Written by Mark Henely
There is really only one word to describe Death of Hawkman #2 and that word is “disorienting.” I loved the first issue and I had high hopes for the second, but I was immediately unsure of what was happening and when it was all happening. New readers who are picking this up first would be best served skipping it because there is very little in the way of exposition to help establish what is going on in this comic.

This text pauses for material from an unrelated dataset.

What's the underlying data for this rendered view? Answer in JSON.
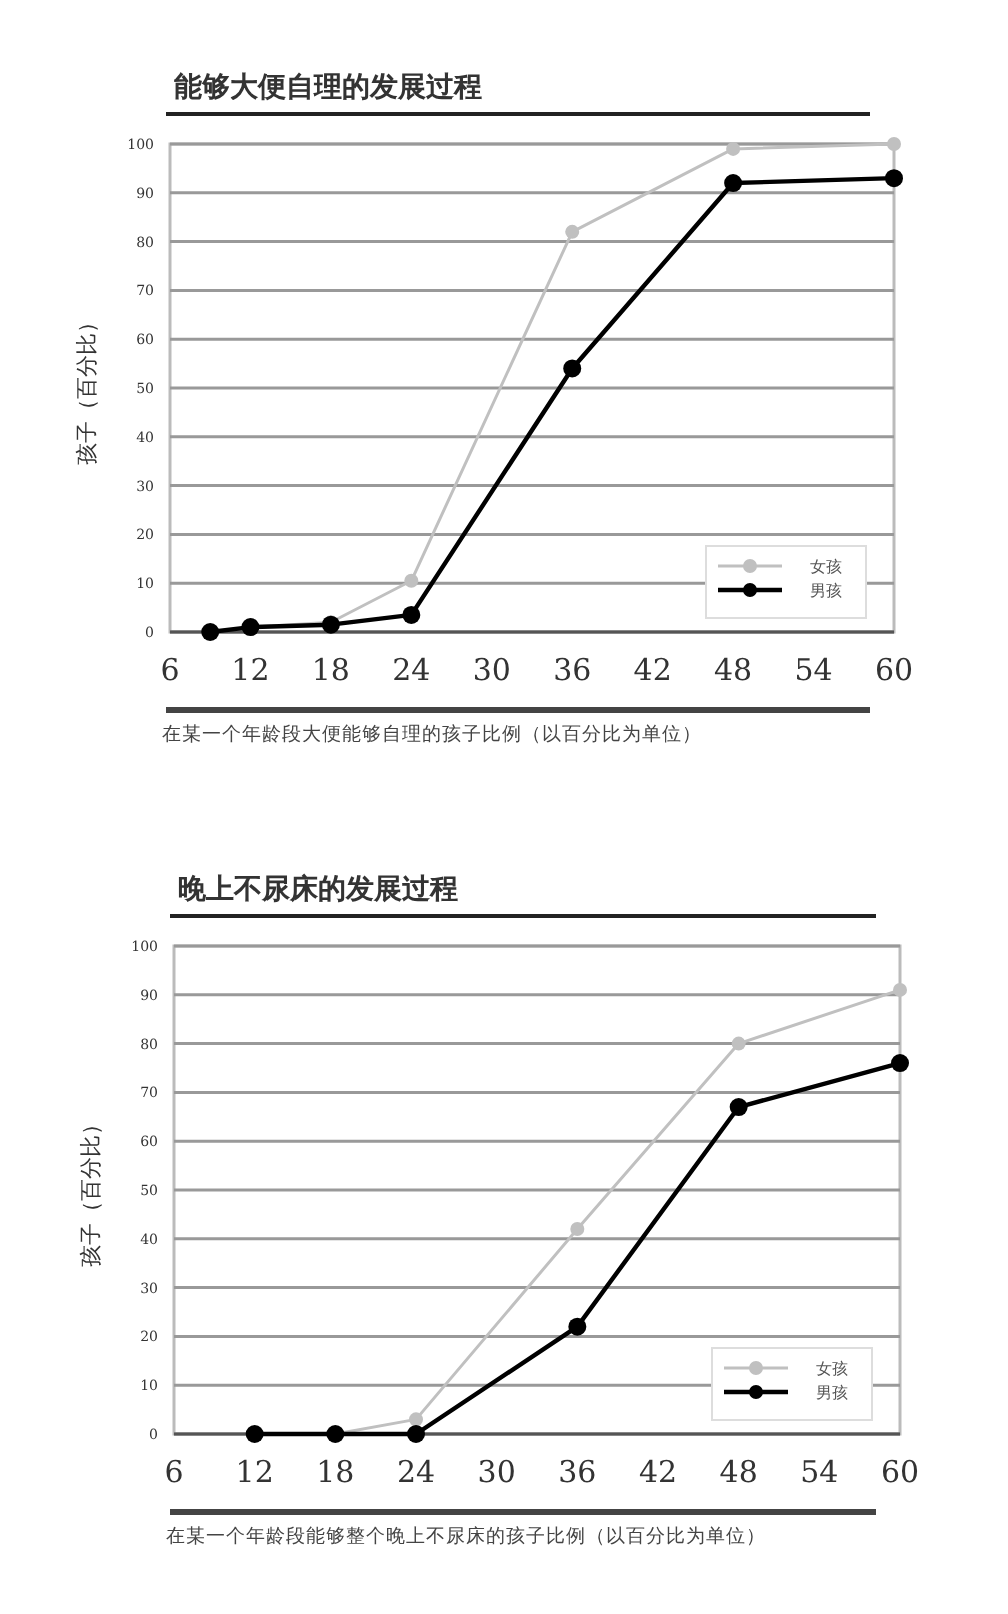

In my review of the first issue, I praised this comic for being something unexpected. I liked that writer, Marc Andrejko, decided to center the “Death of Hawkman” (the comic where Hawkman presumably dies) around little known superhero, Adam Strange. I liked it because Andrejko really took his time and established who Strange was and what motivated him. He told us Strange was a man who spent half his time on Earth as a normal guy and half his time in Space living his life as a hero. He enjoyed his time at home, but longed for his time in space.
But, this comic doesn’t honor that set up. Strange spends the whole comic disturbed by the horror that is his alternate life of being a Space Cowboy. I wanted to see Strange become a swashbuckling hero with an impish glint in his eye. Instead we get a man at the end of his rope. Strange takes no joy in the Super Hero life. He isn’t thrill seeking. He is a man who is upset because his wife is acting weird.
We get a little more from Hawkman this time around, but it is so mired down in impenetrable details about the politics of fictional planets that it’s hard to get a feel for who this character is in this story. We see that he likes to hit things and bone women, but there has to be more to the guy than that. And if there isn’t, then I want to see more of him boning women and breaking faces. If he is nothing but his desires, then I want his hedonism to be over the top. I need to be sad that Hawkman dies, not indifferent because he is so plain.